Guerra Global contra las Drogas: disolver las fronteras, controlar territorios, criminalizar naciones

En el último año, tanto la justicia norteamericana como la mediocracia global y la Administración Obama han estado enfocadas en elaborar un expediente contra Venezuela para criminalizarlo como un narcoestado. De Diosdado Cabello hasta el presidente Nicolás Maduro, los funcionarios y altas autoridades del Estado han sido calificados de narcotraficantes sin prueba alguna, e incluso han llegado al extremo de relacionar al ministro Néstor Reverol a confesos delincuentes detenidos durante su gestión como jefe de la Guardia Nacional Bolivariana, demostrando el interesado cáracter político e intervencionista de toda esta campaña. 
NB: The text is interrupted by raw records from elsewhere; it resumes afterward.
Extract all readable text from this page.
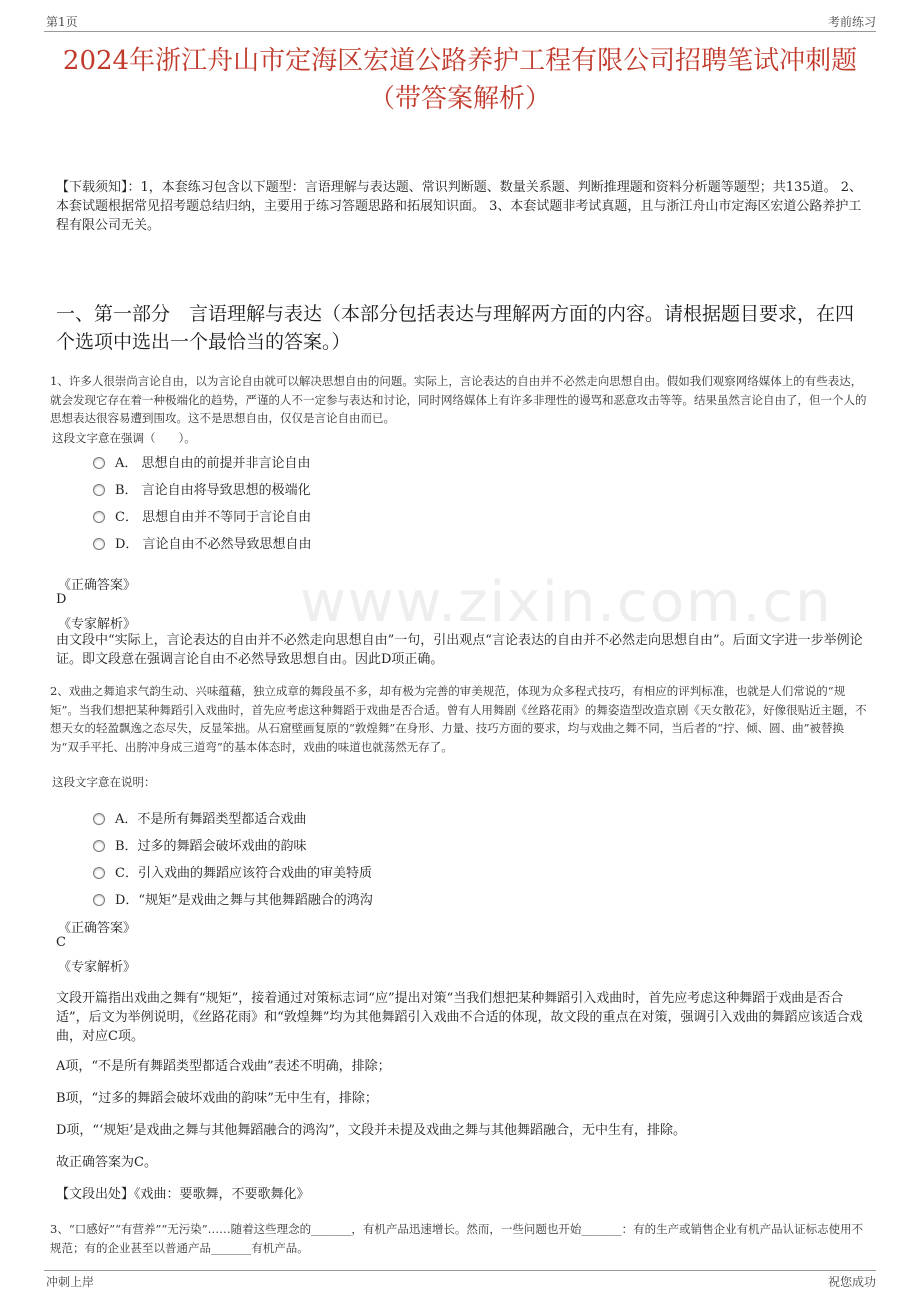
第1页	考前练习
www.zixin.com.cn
2024年浙江舟山市定海区宏道公路养护工程有限公司招聘笔试冲刺题（带答案解析）
【下载须知】：1，本套练习包含以下题型：言语理解与表达题、常识判断题、数量关系题、判断推理题和资料分析题等题型；共135道。 2、本套试题根据常见招考题总结归纳，主要用于练习答题思路和拓展知识面。 3、本套试题非考试真题，且与浙江舟山市定海区宏道公路养护工程有限公司无关。
一、第一部分　言语理解与表达（本部分包括表达与理解两方面的内容。请根据题目要求，在四个选项中选出一个最恰当的答案。）
1、许多人很崇尚言论自由，以为言论自由就可以解决思想自由的问题。实际上，言论表达的自由并不必然走向思想自由。假如我们观察网络媒体上的有些表达，就会发现它存在着一种极端化的趋势，严谨的人不一定参与表达和讨论，同时网络媒体上有许多非理性的谩骂和恶意攻击等等。结果虽然言论自由了，但一个人的思想表达很容易遭到围攻。这不是思想自由，仅仅是言论自由而已。
这段文字意在强调（　　）。
A． 思想自由的前提并非言论自由
B． 言论自由将导致思想的极端化
C． 思想自由并不等同于言论自由
D． 言论自由不必然导致思想自由
《正确答案》
D
《专家解析》
由文段中“实际上，言论表达的自由并不必然走向思想自由”一句，引出观点“言论表达的自由并不必然走向思想自由”。后面文字进一步举例论证。即文段意在强调言论自由不必然导致思想自由。因此D项正确。
2、戏曲之舞追求气韵生动、兴味蕴藉，独立成章的舞段虽不多，却有极为完善的审美规范，体现为众多程式技巧，有相应的评判标准，也就是人们常说的“规矩”。当我们想把某种舞蹈引入戏曲时，首先应考虑这种舞蹈于戏曲是否合适。曾有人用舞剧《丝路花雨》的舞姿造型改造京剧《天女散花》，好像很贴近主题，不想天女的轻盈飘逸之态尽失，反显笨拙。从石窟壁画复原的“敦煌舞”在身形、力量、技巧方面的要求，均与戏曲之舞不同，当后者的“拧、倾、圆、曲”被替换为“双手平托、出胯冲身成三道弯”的基本体态时，戏曲的味道也就荡然无存了。
这段文字意在说明：
A．不是所有舞蹈类型都适合戏曲
B．过多的舞蹈会破坏戏曲的韵味
C．引入戏曲的舞蹈应该符合戏曲的审美特质
D．“规矩”是戏曲之舞与其他舞蹈融合的鸿沟
《正确答案》
C
《专家解析》
文段开篇指出戏曲之舞有“规矩”，接着通过对策标志词“应”提出对策“当我们想把某种舞蹈引入戏曲时，首先应考虑这种舞蹈于戏曲是否合适”，后文为举例说明，《丝路花雨》和“敦煌舞”均为其他舞蹈引入戏曲不合适的体现，故文段的重点在对策，强调引入戏曲的舞蹈应该适合戏曲，对应C项。
A项，“不是所有舞蹈类型都适合戏曲”表述不明确，排除；
B项，“过多的舞蹈会破坏戏曲的韵味”无中生有，排除；
D项，“‘规矩’是戏曲之舞与其他舞蹈融合的鸿沟”，文段并未提及戏曲之舞与其他舞蹈融合，无中生有，排除。
故正确答案为C。
【文段出处】《戏曲：要歌舞，不要歌舞化》
3、“口感好”“有营养”“无污染”……随着这些理念的_______，有机产品迅速增长。然而，一些问题也开始_______：有的生产或销售企业有机产品认证标志使用不规范；有的企业甚至以普通产品_______有机产品。
冲刺上岸	祝您成功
Desde el año pasado Misión Verdad viene desmontando uno a uno estos expedientes en los que se intenta crear la matriz de que en Venezuela existen carteles con nombres de ficción como el de Los Soles y el de Los Flores, entre otros tantas invenciones de los operadores de esta campaña. Debido a que esta acción ha ido in crescendo y que ante una nueva etapa de asedio se ha radicalizado para criminalizar a la nación, nuevamente volvemos a poner en contexto este tipo de agresiones con la historia de la estrategia de la Guerra Global contra las Drogas como mecanismo de intervención, y que en este punto de la historia latinoamericana y venezolana busca tanto criminalizar como despedazar y disolver naciones enteras del continente, como Estados Unidos, profundamente ligado al narcotráfico a lo largo de su historia moderna.
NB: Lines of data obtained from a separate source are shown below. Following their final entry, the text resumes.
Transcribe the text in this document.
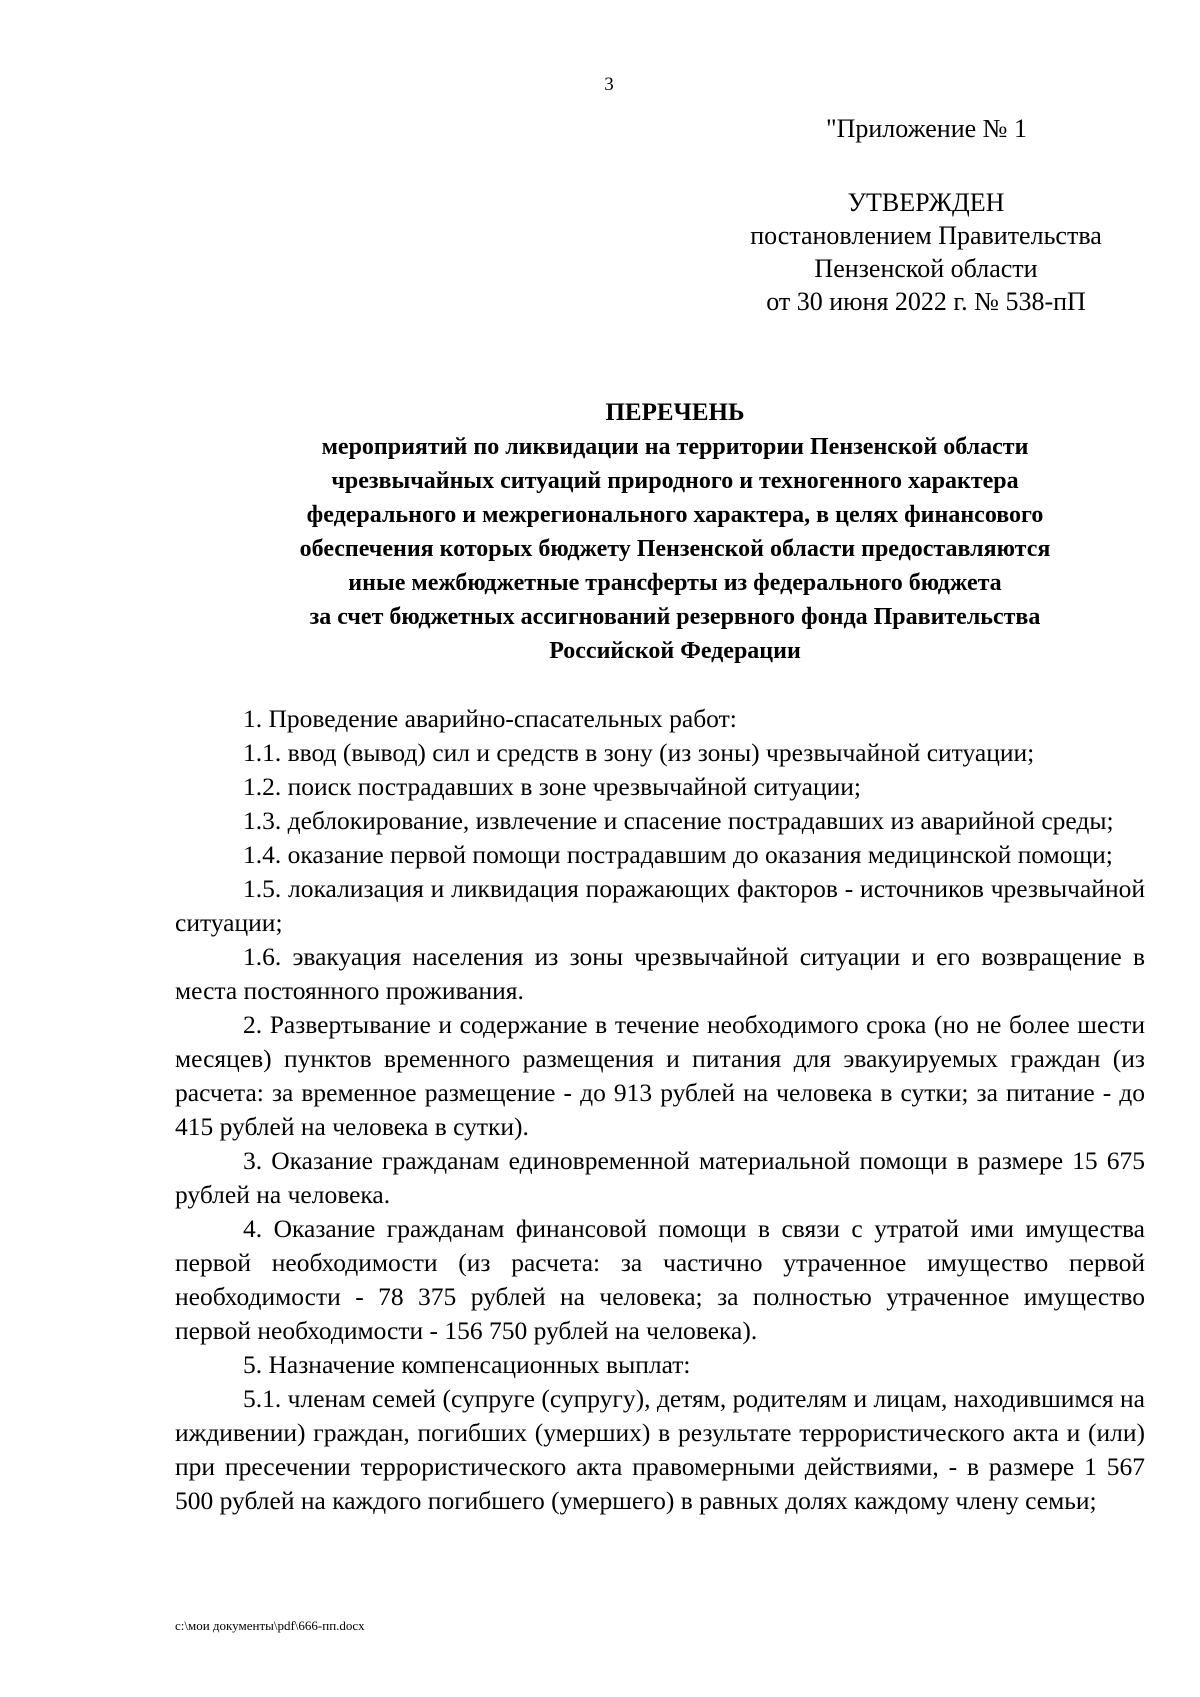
3
"Приложение № 1
УТВЕРЖДЕН
постановлением Правительства
Пензенской области
от 30 июня 2022 г. № 538-пП
ПЕРЕЧЕНЬ
мероприятий по ликвидации на территории Пензенской области
чрезвычайных ситуаций природного и техногенного характера
федерального и межрегионального характера, в целях финансового
обеспечения которых бюджету Пензенской области предоставляются
иные межбюджетные трансферты из федерального бюджета
за счет бюджетных ассигнований резервного фонда Правительства
Российской Федерации

1. Проведение аварийно-спасательных работ:

1.1. ввод (вывод) сил и средств в зону (из зоны) чрезвычайной ситуации;

1.2. поиск пострадавших в зоне чрезвычайной ситуации;

1.3. деблокирование, извлечение и спасение пострадавших из аварийной среды;

1.4. оказание первой помощи пострадавшим до оказания медицинской помощи;

1.5. локализация и ликвидация поражающих факторов - источников чрезвычайной ситуации;

1.6. эвакуация населения из зоны чрезвычайной ситуации и его возвращение в места постоянного проживания.

2. Развертывание и содержание в течение необходимого срока (но не более шести месяцев) пунктов временного размещения и питания для эвакуируемых граждан (из расчета: за временное размещение - до 913 рублей на человека в сутки; за питание - до 415 рублей на человека в сутки).

3. Оказание гражданам единовременной материальной помощи в размере 15 675 рублей на человека.

4. Оказание гражданам финансовой помощи в связи с утратой ими имущества первой необходимости (из расчета: за частично утраченное имущество первой необходимости - 78 375 рублей на человека; за полностью утраченное имущество первой необходимости - 156 750 рублей на человека).

5. Назначение компенсационных выплат:

5.1. членам семей (супруге (супругу), детям, родителям и лицам, находившимся на иждивении) граждан, погибших (умерших) в результате террористического акта и (или) при пресечении террористического акта правомерными действиями, - в размере 1 567 500 рублей на каждого погибшего (умершего) в равных долях каждому члену семьи;

c:\мои документы\pdf\666-пп.docx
Historia, coincidencias y ocupaciones territoriales

No es "novedad" que el fin de los Estados-nación sea útil a su absorción por parte del gobierno global (tan teorizado por el estratega norteamericano Henry Kissinger), como tampoco lo es que la "Guerra Global Contra las Drogas" haya comenzado en paralelo a los aviones militares que iban a Vietnam y volvían con heroína del famoso Triángulo Dorado (Vietnam, Laos, Tailandia y Myanmar) para regarse en los barrios norteamericanos durante la década de 1970 y disolver toda iniciativa revolucionaria que viniera de las organizaciones juveniles de toda índole que protestaban contra la invasión a Vietnam y el cuestionamiento abierto al status quo del momento. En especial los movimientos comunitarios radicales que capitaneaban las Panteras Negras.

Esta "coincidencia" es la misma de cuando Ronald Reagan llega a la presidencia a principios de los 80, lanza este paradigma de seguridad junto a la primera versión de la "Guerra contra el Terror": la que también se da con la sincronía entre los aviones de la CIA que enviaban con armas para la Contra nicaragüense y volvían con drogas para los barrios de Los Angeles con el objetivo de financiar la contrarrevolución, como comprobó el periodista Gary Webb con el escándalo Irán-Contras, plan armado por el combo Oliver North, Roger Noriega y John Negroponte. El mismo grupo ultra que está hoy acordemente enfocado sobre Venezuela.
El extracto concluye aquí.